Sua boca vai descendo pelas minhas costas, me causando calafrios. As bandinhas são abertas, e sua língua vai direto no meu cuzinho, minhas pernas tremem.
Depois de deixar meu anelzinho todo lambuzado, ele se ergue, passa saliva na cabeça do pau, e se encaixa atrás de mim.

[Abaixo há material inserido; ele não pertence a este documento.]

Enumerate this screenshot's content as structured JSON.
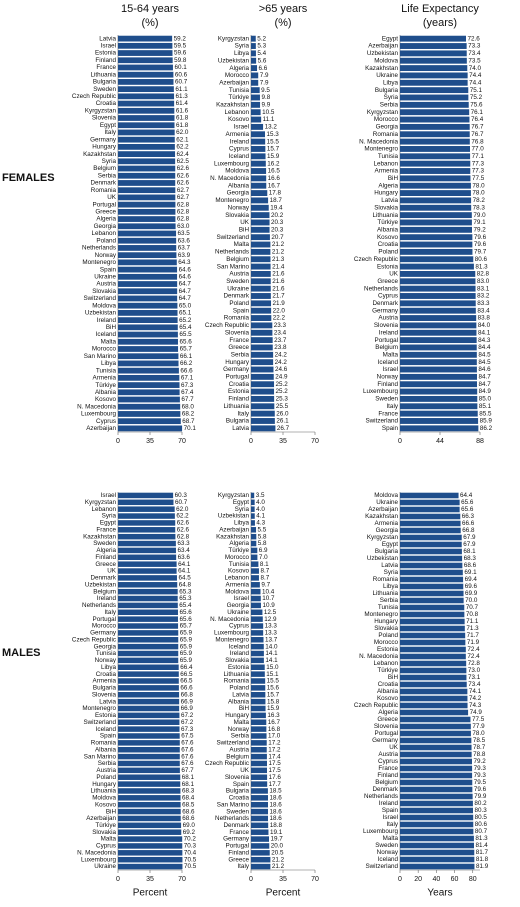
{
  "column_headers": [
    {
      "title": "15-64 years",
      "unit": "(%)"
    },
    {
      "title": ">65 years",
      "unit": "(%)"
    },
    {
      "title": "Life Expectancy",
      "unit": "(years)"
    }
  ],
  "row_labels": [
    "FEMALES",
    "MALES"
  ],
  "chart_data": [
    {
      "type": "bar",
      "orientation": "horizontal",
      "color": "#1f4e8c",
      "xlim": [
        0,
        70
      ],
      "xticks": [
        0,
        35,
        70
      ],
      "categories": [
        "Latvia",
        "Israel",
        "Estonia",
        "Finland",
        "France",
        "Lithuania",
        "Bulgaria",
        "Sweden",
        "Czech Republic",
        "Croatia",
        "Kyrgyzstan",
        "Slovenia",
        "Egypt",
        "Italy",
        "Germany",
        "Hungary",
        "Kazakhstan",
        "Syria",
        "Belgium",
        "Serbia",
        "Denmark",
        "Romania",
        "UK",
        "Portugal",
        "Greece",
        "Algeria",
        "Georgia",
        "Lebanon",
        "Poland",
        "Netherlands",
        "Norway",
        "Montenegro",
        "Spain",
        "Ukraine",
        "Austria",
        "Slovakia",
        "Switzerland",
        "Moldova",
        "Uzbekistan",
        "Ireland",
        "BiH",
        "Iceland",
        "Malta",
        "Morocco",
        "San Marino",
        "Libya",
        "Tunisia",
        "Armenia",
        "Türkiye",
        "Albania",
        "Kosovo",
        "N. Macedonia",
        "Luxembourg",
        "Cyprus",
        "Azerbaijan"
      ],
      "values": [
        59.2,
        59.5,
        59.6,
        59.8,
        60.1,
        60.6,
        60.7,
        61.1,
        61.3,
        61.4,
        61.6,
        61.8,
        61.8,
        62.0,
        62.1,
        62.2,
        62.4,
        62.5,
        62.6,
        62.6,
        62.6,
        62.7,
        62.7,
        62.8,
        62.8,
        62.8,
        63.0,
        63.5,
        63.6,
        63.7,
        63.9,
        64.3,
        64.6,
        64.6,
        64.7,
        64.7,
        64.7,
        65.0,
        65.1,
        65.2,
        65.4,
        65.5,
        65.6,
        65.7,
        66.1,
        66.2,
        66.6,
        67.1,
        67.3,
        67.4,
        67.7,
        68.0,
        68.2,
        68.7,
        70.1
      ],
      "value_labels": [
        "59.2",
        "59.5",
        "59.6",
        "59.8",
        "60.1",
        "60.6",
        "60.7",
        "61.1",
        "61.3",
        "61.4",
        "61.6",
        "61.8",
        "61.8",
        "62.0",
        "62.1",
        "62.2",
        "62.4",
        "62.5",
        "62.6",
        "62.6",
        "62.6",
        "62.7",
        "62.7",
        "62.8",
        "62.8",
        "62.8",
        "63.0",
        "63.5",
        "63.6",
        "63.7",
        "63.9",
        "64.3",
        "64.6",
        "64.6",
        "64.7",
        "64.7",
        "64.7",
        "65.0",
        "65.1",
        "65.2",
        "65.4",
        "65.5",
        "65.6",
        "65.7",
        "66.1",
        "66.2",
        "66.6",
        "67.1",
        "67.3",
        "67.4",
        "67.7",
        "68.0",
        "68.2",
        "68.7",
        "70.1"
      ]
    },
    {
      "type": "bar",
      "orientation": "horizontal",
      "color": "#1f4e8c",
      "xlim": [
        0,
        70
      ],
      "xticks": [
        0,
        35,
        70
      ],
      "categories": [
        "Kyrgyzstan",
        "Syria",
        "Libya",
        "Uzbekistan",
        "Algeria",
        "Morocco",
        "Azerbaijan",
        "Tunisia",
        "Türkiye",
        "Kazakhstan",
        "Lebanon",
        "Kosovo",
        "Israel",
        "Armenia",
        "Ireland",
        "Cyprus",
        "Iceland",
        "Luxembourg",
        "Moldova",
        "N. Macedonia",
        "Albania",
        "Georgia",
        "Montenegro",
        "Norway",
        "Slovakia",
        "UK",
        "BiH",
        "Switzerland",
        "Malta",
        "Netherlands",
        "Belgium",
        "San Marino",
        "Austria",
        "Sweden",
        "Ukraine",
        "Denmark",
        "Poland",
        "Spain",
        "Romania",
        "Czech Republic",
        "Slovenia",
        "France",
        "Greece",
        "Serbia",
        "Hungary",
        "Germany",
        "Portugal",
        "Croatia",
        "Estonia",
        "Finland",
        "Lithuania",
        "Italy",
        "Bulgaria",
        "Latvia"
      ],
      "values": [
        5.2,
        5.3,
        5.4,
        5.6,
        6.6,
        7.9,
        7.9,
        9.5,
        9.8,
        9.9,
        10.5,
        11.1,
        13.2,
        15.3,
        15.5,
        15.7,
        15.9,
        16.2,
        16.5,
        16.6,
        16.7,
        17.8,
        18.7,
        19.4,
        20.2,
        20.3,
        20.3,
        20.7,
        21.2,
        21.2,
        21.3,
        21.4,
        21.6,
        21.6,
        21.6,
        21.7,
        21.9,
        22.0,
        22.2,
        23.3,
        23.4,
        23.7,
        23.8,
        24.2,
        24.2,
        24.6,
        24.9,
        25.2,
        25.2,
        25.3,
        25.5,
        26.0,
        26.1,
        26.7
      ],
      "value_labels": [
        "5.2",
        "5.3",
        "5.4",
        "5.6",
        "6.6",
        "7.9",
        "7.9",
        "9.5",
        "9.8",
        "9.9",
        "10.5",
        "11.1",
        "13.2",
        "15.3",
        "15.5",
        "15.7",
        "15.9",
        "16.2",
        "16.5",
        "16.6",
        "16.7",
        "17.8",
        "18.7",
        "19.4",
        "20.2",
        "20.3",
        "20.3",
        "20.7",
        "21.2",
        "21.2",
        "21.3",
        "21.4",
        "21.6",
        "21.6",
        "21.6",
        "21.7",
        "21.9",
        "22.0",
        "22.2",
        "23.3",
        "23.4",
        "23.7",
        "23.8",
        "24.2",
        "24.2",
        "24.6",
        "24.9",
        "25.2",
        "25.2",
        "25.3",
        "25.5",
        "26.0",
        "26.1",
        "26.7"
      ]
    },
    {
      "type": "bar",
      "orientation": "horizontal",
      "color": "#1f4e8c",
      "xlim": [
        0,
        88
      ],
      "xticks": [
        0,
        44,
        88
      ],
      "categories": [
        "Egypt",
        "Azerbaijan",
        "Uzbekistan",
        "Moldova",
        "Kazakhstan",
        "Ukraine",
        "Libya",
        "Bulgaria",
        "Syria",
        "Serbia",
        "Kyrgyzstan",
        "Morocco",
        "Georgia",
        "Romania",
        "N. Macedonia",
        "Montenegro",
        "Tunisia",
        "Lebanon",
        "Armenia",
        "BiH",
        "Algeria",
        "Hungary",
        "Latvia",
        "Slovakia",
        "Lithuania",
        "Türkiye",
        "Albania",
        "Kosovo",
        "Croatia",
        "Poland",
        "Czech Republic",
        "Estonia",
        "UK",
        "Greece",
        "Netherlands",
        "Cyprus",
        "Denmark",
        "Germany",
        "Austria",
        "Slovenia",
        "Ireland",
        "Portugal",
        "Belgium",
        "Malta",
        "Iceland",
        "Israel",
        "Norway",
        "Finland",
        "Luxembourg",
        "Sweden",
        "Italy",
        "France",
        "Switzerland",
        "Spain"
      ],
      "values": [
        72.6,
        73.3,
        73.4,
        73.5,
        74.0,
        74.4,
        74.4,
        75.1,
        75.2,
        75.6,
        76.1,
        76.4,
        76.7,
        76.7,
        76.8,
        77.0,
        77.1,
        77.3,
        77.3,
        77.5,
        78.0,
        78.0,
        78.2,
        78.3,
        79.0,
        79.1,
        79.2,
        79.6,
        79.6,
        79.7,
        80.6,
        81.3,
        82.8,
        83.0,
        83.1,
        83.2,
        83.3,
        83.4,
        83.8,
        84.0,
        84.1,
        84.3,
        84.4,
        84.5,
        84.5,
        84.6,
        84.7,
        84.7,
        84.9,
        85.0,
        85.1,
        85.5,
        85.9,
        86.2
      ],
      "value_labels": [
        "72.6",
        "73.3",
        "73.4",
        "73.5",
        "74.0",
        "74.4",
        "74.4",
        "75.1",
        "75.2",
        "75.6",
        "76.1",
        "76.4",
        "76.7",
        "76.7",
        "76.8",
        "77.0",
        "77.1",
        "77.3",
        "77.3",
        "77.5",
        "78.0",
        "78.0",
        "78.2",
        "78.3",
        "79.0",
        "79.1",
        "79.2",
        "79.6",
        "79.6",
        "79.7",
        "80.6",
        "81.3",
        "82.8",
        "83.0",
        "83.1",
        "83.2",
        "83.3",
        "83.4",
        "83.8",
        "84.0",
        "84.1",
        "84.3",
        "84.4",
        "84.5",
        "84.5",
        "84.6",
        "84.7",
        "84.7",
        "84.9",
        "85.0",
        "85.1",
        "85.5",
        "85.9",
        "86.2"
      ]
    },
    {
      "type": "bar",
      "orientation": "horizontal",
      "color": "#1f4e8c",
      "xlim": [
        0,
        70
      ],
      "xticks": [
        0,
        35,
        70
      ],
      "xlabel": "Percent",
      "categories": [
        "Israel",
        "Kyrgyzstan",
        "Lebanon",
        "Syria",
        "Egypt",
        "France",
        "Kazakhstan",
        "Sweden",
        "Algeria",
        "Finland",
        "Greece",
        "UK",
        "Denmark",
        "Uzbekistan",
        "Belgium",
        "Ireland",
        "Netherlands",
        "Italy",
        "Portugal",
        "Morocco",
        "Germany",
        "Czech Republic",
        "Georgia",
        "Tunisia",
        "Norway",
        "Libya",
        "Croatia",
        "Armenia",
        "Bulgaria",
        "Slovenia",
        "Latvia",
        "Montenegro",
        "Estonia",
        "Switzerland",
        "Iceland",
        "Spain",
        "Romania",
        "Albania",
        "San Marino",
        "Serbia",
        "Austria",
        "Poland",
        "Hungary",
        "Lithuania",
        "Moldova",
        "Kosovo",
        "BiH",
        "Azerbaijan",
        "Türkiye",
        "Slovakia",
        "Malta",
        "Cyprus",
        "N. Macedonia",
        "Luxembourg",
        "Ukraine"
      ],
      "values": [
        60.3,
        60.7,
        62.0,
        62.2,
        62.6,
        62.6,
        62.8,
        63.3,
        63.4,
        63.6,
        64.1,
        64.1,
        64.5,
        64.8,
        65.3,
        65.3,
        65.4,
        65.6,
        65.6,
        65.7,
        65.9,
        65.9,
        65.9,
        65.9,
        65.9,
        66.4,
        66.5,
        66.5,
        66.6,
        66.8,
        66.9,
        66.9,
        67.2,
        67.2,
        67.3,
        67.5,
        67.6,
        67.6,
        67.6,
        67.6,
        67.7,
        68.1,
        68.1,
        68.3,
        68.4,
        68.5,
        68.6,
        68.6,
        69.0,
        69.2,
        70.2,
        70.3,
        70.4,
        70.5,
        70.5
      ],
      "value_labels": [
        "60.3",
        "60.7",
        "62.0",
        "62.2",
        "62.6",
        "62.6",
        "62.8",
        "63.3",
        "63.4",
        "63.6",
        "64.1",
        "64.1",
        "64.5",
        "64.8",
        "65.3",
        "65.3",
        "65.4",
        "65.6",
        "65.6",
        "65.7",
        "65.9",
        "65.9",
        "65.9",
        "65.9",
        "65.9",
        "66.4",
        "66.5",
        "66.5",
        "66.6",
        "66.8",
        "66.9",
        "66.9",
        "67.2",
        "67.2",
        "67.3",
        "67.5",
        "67.6",
        "67.6",
        "67.6",
        "67.6",
        "67.7",
        "68.1",
        "68.1",
        "68.3",
        "68.4",
        "68.5",
        "68.6",
        "68.6",
        "69.0",
        "69.2",
        "70.2",
        "70.3",
        "70.4",
        "70.5",
        "70.5"
      ]
    },
    {
      "type": "bar",
      "orientation": "horizontal",
      "color": "#1f4e8c",
      "xlim": [
        0,
        70
      ],
      "xticks": [
        0,
        35,
        70
      ],
      "xlabel": "Percent",
      "categories": [
        "Kyrgyzstan",
        "Egypt",
        "Syria",
        "Uzbekistan",
        "Libya",
        "Azerbaijan",
        "Kazakhstan",
        "Algeria",
        "Türkiye",
        "Morocco",
        "Tunisia",
        "Kosovo",
        "Lebanon",
        "Armenia",
        "Moldova",
        "Israel",
        "Georgia",
        "Ukraine",
        "N. Macedonia",
        "Cyprus",
        "Luxembourg",
        "Montenegro",
        "Iceland",
        "Ireland",
        "Slovakia",
        "Estonia",
        "Lithuania",
        "Romania",
        "Poland",
        "Latvia",
        "Albania",
        "BiH",
        "Hungary",
        "Malta",
        "Norway",
        "Serbia",
        "Switzerland",
        "Austria",
        "Belgium",
        "Czech Republic",
        "UK",
        "Slovenia",
        "Spain",
        "Bulgaria",
        "Croatia",
        "San Marino",
        "Sweden",
        "Netherlands",
        "Denmark",
        "France",
        "Germany",
        "Portugal",
        "Finland",
        "Greece",
        "Italy"
      ],
      "values": [
        3.5,
        4.0,
        4.0,
        4.1,
        4.3,
        5.5,
        5.8,
        5.8,
        6.9,
        7.0,
        8.1,
        8.7,
        8.7,
        9.7,
        10.4,
        10.7,
        10.9,
        12.5,
        12.9,
        13.3,
        13.3,
        13.7,
        14.0,
        14.1,
        14.1,
        15.0,
        15.1,
        15.5,
        15.6,
        15.7,
        15.8,
        15.9,
        16.3,
        16.7,
        16.8,
        17.0,
        17.2,
        17.2,
        17.4,
        17.5,
        17.5,
        17.6,
        17.7,
        18.5,
        18.6,
        18.6,
        18.6,
        18.6,
        18.8,
        19.1,
        19.7,
        20.0,
        20.5,
        21.2,
        21.2
      ],
      "value_labels": [
        "3.5",
        "4.0",
        "4.0",
        "4.1",
        "4.3",
        "5.5",
        "5.8",
        "5.8",
        "6.9",
        "7.0",
        "8.1",
        "8.7",
        "8.7",
        "9.7",
        "10.4",
        "10.7",
        "10.9",
        "12.5",
        "12.9",
        "13.3",
        "13.3",
        "13.7",
        "14.0",
        "14.1",
        "14.1",
        "15.0",
        "15.1",
        "15.5",
        "15.6",
        "15.7",
        "15.8",
        "15.9",
        "16.3",
        "16.7",
        "16.8",
        "17.0",
        "17.2",
        "17.2",
        "17.4",
        "17.5",
        "17.5",
        "17.6",
        "17.7",
        "18.5",
        "18.6",
        "18.6",
        "18.6",
        "18.6",
        "18.8",
        "19.1",
        "19.7",
        "20.0",
        "20.5",
        "21.2",
        "21.2"
      ]
    },
    {
      "type": "bar",
      "orientation": "horizontal",
      "color": "#1f4e8c",
      "xlim": [
        0,
        88
      ],
      "xticks": [
        0,
        20,
        40,
        60,
        80
      ],
      "xlabel": "Years",
      "categories": [
        "Moldova",
        "Ukraine",
        "Azerbaijan",
        "Kazakhstan",
        "Armenia",
        "Georgia",
        "Kyrgyzstan",
        "Egypt",
        "Bulgaria",
        "Uzbekistan",
        "Latvia",
        "Syria",
        "Romania",
        "Libya",
        "Lithuania",
        "Serbia",
        "Tunisia",
        "Montenegro",
        "Hungary",
        "Slovakia",
        "Poland",
        "Morocco",
        "Estonia",
        "N. Macedonia",
        "Lebanon",
        "Türkiye",
        "BiH",
        "Croatia",
        "Albania",
        "Kosovo",
        "Czech Republic",
        "Algeria",
        "Greece",
        "Slovenia",
        "Portugal",
        "Germany",
        "UK",
        "Austria",
        "Cyprus",
        "France",
        "Finland",
        "Belgium",
        "Denmark",
        "Netherlands",
        "Ireland",
        "Spain",
        "Israel",
        "Italy",
        "Luxembourg",
        "Malta",
        "Sweden",
        "Norway",
        "Iceland",
        "Switzerland"
      ],
      "values": [
        64.4,
        65.6,
        65.6,
        66.3,
        66.6,
        66.8,
        67.9,
        67.9,
        68.1,
        68.3,
        68.6,
        69.1,
        69.4,
        69.6,
        69.9,
        70.0,
        70.7,
        70.8,
        71.1,
        71.3,
        71.7,
        71.9,
        72.4,
        72.4,
        72.8,
        73.0,
        73.1,
        73.4,
        74.1,
        74.2,
        74.3,
        74.9,
        77.5,
        77.9,
        78.0,
        78.5,
        78.7,
        78.8,
        79.2,
        79.3,
        79.3,
        79.5,
        79.6,
        79.9,
        80.2,
        80.3,
        80.5,
        80.6,
        80.7,
        81.3,
        81.4,
        81.7,
        81.8,
        81.9
      ],
      "value_labels": [
        "64.4",
        "65.6",
        "65.6",
        "66.3",
        "66.6",
        "66.8",
        "67.9",
        "67.9",
        "68.1",
        "68.3",
        "68.6",
        "69.1",
        "69.4",
        "69.6",
        "69.9",
        "70.0",
        "70.7",
        "70.8",
        "71.1",
        "71.3",
        "71.7",
        "71.9",
        "72.4",
        "72.4",
        "72.8",
        "73.0",
        "73.1",
        "73.4",
        "74.1",
        "74.2",
        "74.3",
        "74.9",
        "77.5",
        "77.9",
        "78.0",
        "78.5",
        "78.7",
        "78.8",
        "79.2",
        "79.3",
        "79.3",
        "79.5",
        "79.6",
        "79.9",
        "80.2",
        "80.3",
        "80.5",
        "80.6",
        "80.7",
        "81.3",
        "81.4",
        "81.7",
        "81.8",
        "81.9"
      ]
    }
  ]
}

Ahhhh...deslizou gostoso para dentro.
Assim que a rola fica toda alojada, ele volta a morder meus ombros, aperta meus peitinhos, e inicia o vai e vem.
Bea gemia bastante, e falava muitas bobagens o meu ouvido...eu estava entregue, e curti suas estocadas incessantes.
Quando disse que iria gozar, ele colou seu corpo no meu, e despejou seus jatos quentinhos dentro de mim. Louco de tesão, fiquei rebolando no pau dele, e acabei gozando sem tocar no meu pau.
Assim que o pau parou de pulsar, Bea voltou a socar, o "danado" ainda estava duro. Agora, o vai e vem foi frenético, e demorado. Suado, ele chegou a dar algumas paradinhas para recuperar o fôlego, mas não tirou o pau de dentro.
Eu gemia e me contorcia no pau dele...o homem gostoso, me deixou com fogo do começo ao fim.
Ele segue estocando, e eu acabo gozando...de novo...sem nem tocar no pinto.
Quando está para gozar, ele geme alto, morde meu ombro, e goza...como goza...ahhhh...que delícia.
Mesmo com o pau amolecido, ele continua engatado, me dá mais algumas mordidinhas, recupera o fôlego e fala:
_Caralho moleque...foda gostosa da porra.. uhhh. Pena que eu tenho uns negócios para resolver, senão ia descansar e dar mais uma....
_Tenho que ir embora...já está tarde...
_Beleza...vai se limpar que eu vou te levar...
Quando chegou perto de casa, falei para ele parar o carro.
_Você mora aqui?
_Não...na rua de trás...
_Então te deixo lá...
_Não...se meu vô estiver no portão, não vou conseguir explicar que estava na casa de um colega da escola...
_Tá bom...tá bom...a gente se vê por aí....
Foi dito e feito, meu vô estava no portão, e me questionou pelo fato de estar chegando aquela hora.
_Desculpa vô, o professor passou um trabalho hoje, e fui na casa de um amigo para fazer.
Ele compreendeu, falou que ia para o bar, e eu fui tomar meu banho e almoçar.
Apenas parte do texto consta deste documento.